ガキさんは皮肉がお嫌いなご様子

 夢の続きを見ようと思って、再び眠ったわけだけど、やはり続きは見られなかった。梨華ちゃんは出てこない。僕は大宮駅西口で、れいなに出会った。僕は、「うわ、れいなじゃん」と思って、じろじろ見つめた。そうしたられいなはにやにや笑って僕を見つめ返した。僕は「あ、どうも」と言った。れいなは、「どうも、れいなです」と言った。僕は、芸能人であるれいなが一般人的な感じで大宮駅西口あたりを歩いてることに感激した。でもしばらくしたら、れいながそこにいることは当たり前になった。別にれいなは特別ではない。ただの人間だ。ただちょっと斜視なだけの普通の女の子だ。

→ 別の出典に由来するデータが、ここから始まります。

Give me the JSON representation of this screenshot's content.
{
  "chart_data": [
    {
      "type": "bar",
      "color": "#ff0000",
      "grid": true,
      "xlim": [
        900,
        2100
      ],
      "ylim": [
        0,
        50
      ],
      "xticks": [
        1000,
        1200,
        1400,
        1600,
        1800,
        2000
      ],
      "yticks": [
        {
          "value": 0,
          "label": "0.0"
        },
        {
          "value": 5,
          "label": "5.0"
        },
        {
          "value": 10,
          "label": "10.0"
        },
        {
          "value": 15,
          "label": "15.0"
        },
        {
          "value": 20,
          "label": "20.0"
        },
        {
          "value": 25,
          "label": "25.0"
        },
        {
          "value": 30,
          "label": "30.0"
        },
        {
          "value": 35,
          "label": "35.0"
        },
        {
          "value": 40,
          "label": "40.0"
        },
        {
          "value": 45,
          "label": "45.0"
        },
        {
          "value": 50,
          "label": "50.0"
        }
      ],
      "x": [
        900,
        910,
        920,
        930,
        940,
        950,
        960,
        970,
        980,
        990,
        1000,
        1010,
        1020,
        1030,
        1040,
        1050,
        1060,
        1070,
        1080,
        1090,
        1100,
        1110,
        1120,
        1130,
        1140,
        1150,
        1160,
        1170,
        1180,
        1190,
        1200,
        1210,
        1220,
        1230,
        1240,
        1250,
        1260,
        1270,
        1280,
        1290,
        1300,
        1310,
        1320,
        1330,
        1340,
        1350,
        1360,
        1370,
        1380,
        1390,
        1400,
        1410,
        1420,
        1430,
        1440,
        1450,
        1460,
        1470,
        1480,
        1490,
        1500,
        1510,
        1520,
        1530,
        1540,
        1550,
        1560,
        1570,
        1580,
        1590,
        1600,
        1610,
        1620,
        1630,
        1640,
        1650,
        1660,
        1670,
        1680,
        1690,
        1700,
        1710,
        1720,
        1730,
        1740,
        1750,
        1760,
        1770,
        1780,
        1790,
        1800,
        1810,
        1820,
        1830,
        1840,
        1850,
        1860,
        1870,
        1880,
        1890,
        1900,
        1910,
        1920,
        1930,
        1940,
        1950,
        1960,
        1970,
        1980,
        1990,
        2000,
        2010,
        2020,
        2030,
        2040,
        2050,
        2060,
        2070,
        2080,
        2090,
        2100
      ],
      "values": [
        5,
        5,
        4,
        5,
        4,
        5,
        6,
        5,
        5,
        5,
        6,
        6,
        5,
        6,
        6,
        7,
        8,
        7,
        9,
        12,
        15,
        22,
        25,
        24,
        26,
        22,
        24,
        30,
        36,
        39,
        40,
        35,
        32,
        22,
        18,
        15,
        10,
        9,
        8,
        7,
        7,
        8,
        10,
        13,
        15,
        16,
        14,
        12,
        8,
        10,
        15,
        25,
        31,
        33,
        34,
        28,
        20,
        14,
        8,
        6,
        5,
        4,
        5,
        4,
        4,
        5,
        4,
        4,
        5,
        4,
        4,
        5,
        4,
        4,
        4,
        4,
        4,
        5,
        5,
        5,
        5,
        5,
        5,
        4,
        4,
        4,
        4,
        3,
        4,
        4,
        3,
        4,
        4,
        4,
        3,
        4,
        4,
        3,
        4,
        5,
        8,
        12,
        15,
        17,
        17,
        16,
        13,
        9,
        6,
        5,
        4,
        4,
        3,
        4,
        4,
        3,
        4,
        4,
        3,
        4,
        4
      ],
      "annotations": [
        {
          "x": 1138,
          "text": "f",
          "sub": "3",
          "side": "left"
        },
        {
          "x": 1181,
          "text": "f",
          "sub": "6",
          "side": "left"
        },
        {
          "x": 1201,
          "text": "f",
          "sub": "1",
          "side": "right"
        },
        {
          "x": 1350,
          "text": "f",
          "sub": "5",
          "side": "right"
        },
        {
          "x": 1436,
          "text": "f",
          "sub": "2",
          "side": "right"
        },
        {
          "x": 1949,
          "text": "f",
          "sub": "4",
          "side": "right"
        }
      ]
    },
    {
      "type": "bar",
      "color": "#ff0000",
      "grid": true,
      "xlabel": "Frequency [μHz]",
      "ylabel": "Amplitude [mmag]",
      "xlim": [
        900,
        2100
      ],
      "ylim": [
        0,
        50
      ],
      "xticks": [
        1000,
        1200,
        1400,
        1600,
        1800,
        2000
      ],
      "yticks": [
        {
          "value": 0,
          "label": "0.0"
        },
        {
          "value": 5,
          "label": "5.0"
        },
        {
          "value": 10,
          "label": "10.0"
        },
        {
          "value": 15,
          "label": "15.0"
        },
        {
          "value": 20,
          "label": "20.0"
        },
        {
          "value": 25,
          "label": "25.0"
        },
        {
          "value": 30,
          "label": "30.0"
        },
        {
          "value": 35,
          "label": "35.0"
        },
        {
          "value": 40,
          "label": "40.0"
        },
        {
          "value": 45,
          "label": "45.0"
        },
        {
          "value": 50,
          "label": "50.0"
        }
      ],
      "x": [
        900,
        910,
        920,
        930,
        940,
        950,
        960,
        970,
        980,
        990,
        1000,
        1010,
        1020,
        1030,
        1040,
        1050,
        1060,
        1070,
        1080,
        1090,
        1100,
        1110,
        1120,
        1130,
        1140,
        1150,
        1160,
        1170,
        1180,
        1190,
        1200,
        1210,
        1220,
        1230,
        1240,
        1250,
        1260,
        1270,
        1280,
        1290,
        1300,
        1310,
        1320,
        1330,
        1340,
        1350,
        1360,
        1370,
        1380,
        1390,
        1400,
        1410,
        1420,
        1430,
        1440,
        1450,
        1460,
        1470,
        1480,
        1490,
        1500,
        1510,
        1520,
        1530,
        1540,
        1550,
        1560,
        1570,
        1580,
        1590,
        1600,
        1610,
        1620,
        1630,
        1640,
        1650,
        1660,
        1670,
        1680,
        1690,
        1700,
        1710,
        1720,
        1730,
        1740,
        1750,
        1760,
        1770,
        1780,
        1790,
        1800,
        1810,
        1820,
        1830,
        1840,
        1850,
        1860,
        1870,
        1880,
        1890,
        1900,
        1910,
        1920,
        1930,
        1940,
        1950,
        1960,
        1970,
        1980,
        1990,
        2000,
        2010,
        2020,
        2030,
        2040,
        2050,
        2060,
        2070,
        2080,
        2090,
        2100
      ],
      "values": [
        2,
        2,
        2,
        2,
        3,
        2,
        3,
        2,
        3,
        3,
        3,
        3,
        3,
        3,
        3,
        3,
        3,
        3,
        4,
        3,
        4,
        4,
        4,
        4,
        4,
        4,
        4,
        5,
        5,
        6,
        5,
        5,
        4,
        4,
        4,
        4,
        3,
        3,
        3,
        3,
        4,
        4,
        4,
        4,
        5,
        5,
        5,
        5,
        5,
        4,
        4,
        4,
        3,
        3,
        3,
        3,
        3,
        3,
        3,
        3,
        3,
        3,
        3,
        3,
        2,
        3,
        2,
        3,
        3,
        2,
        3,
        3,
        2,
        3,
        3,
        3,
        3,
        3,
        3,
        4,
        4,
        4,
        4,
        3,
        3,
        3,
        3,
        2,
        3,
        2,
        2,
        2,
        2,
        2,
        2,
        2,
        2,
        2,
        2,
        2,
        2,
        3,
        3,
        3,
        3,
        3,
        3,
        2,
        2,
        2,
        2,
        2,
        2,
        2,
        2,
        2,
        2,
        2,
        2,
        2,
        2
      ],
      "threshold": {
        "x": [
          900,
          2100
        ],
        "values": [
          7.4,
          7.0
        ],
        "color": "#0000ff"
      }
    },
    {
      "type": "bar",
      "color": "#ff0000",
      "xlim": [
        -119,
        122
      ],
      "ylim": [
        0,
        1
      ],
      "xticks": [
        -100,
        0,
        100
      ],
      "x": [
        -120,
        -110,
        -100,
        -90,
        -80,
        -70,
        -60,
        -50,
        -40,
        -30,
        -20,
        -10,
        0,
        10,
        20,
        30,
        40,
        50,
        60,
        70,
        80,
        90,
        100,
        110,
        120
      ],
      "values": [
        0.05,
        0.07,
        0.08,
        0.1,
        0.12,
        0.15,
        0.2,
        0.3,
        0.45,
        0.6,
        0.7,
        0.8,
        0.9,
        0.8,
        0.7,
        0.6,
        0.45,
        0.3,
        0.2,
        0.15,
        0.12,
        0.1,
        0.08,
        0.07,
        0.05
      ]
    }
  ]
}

 ふと気が付くとそこにガキさんが居たので、僕はガキさんに話しかけた。「あの、ガキさん、応援してます。僕はガキさんのこと、結構好きです。特別好きってわけじゃないけど、それなりに好きです。がんばってください」ガキさんは、「あーりがとうございますー」と言ってにっこりした。そして僕はガキさんに冗談を言った。ピリッと皮肉のきいたハイセンスな冗談を言った。何て言ったかは残念ながらよく覚えていないけれど、とにかくハイセンスだった。しかしガキさんは、皮肉がまじっていたことに気を悪くしたようで、ほっぺをふくらました。ガキさんは、「もうー、許さないぞー」と言いながら、僕の頭を、おもちゃのハンマーで叩き続けた。ピコピコ。ピコピコ。ピコピコピコピコ。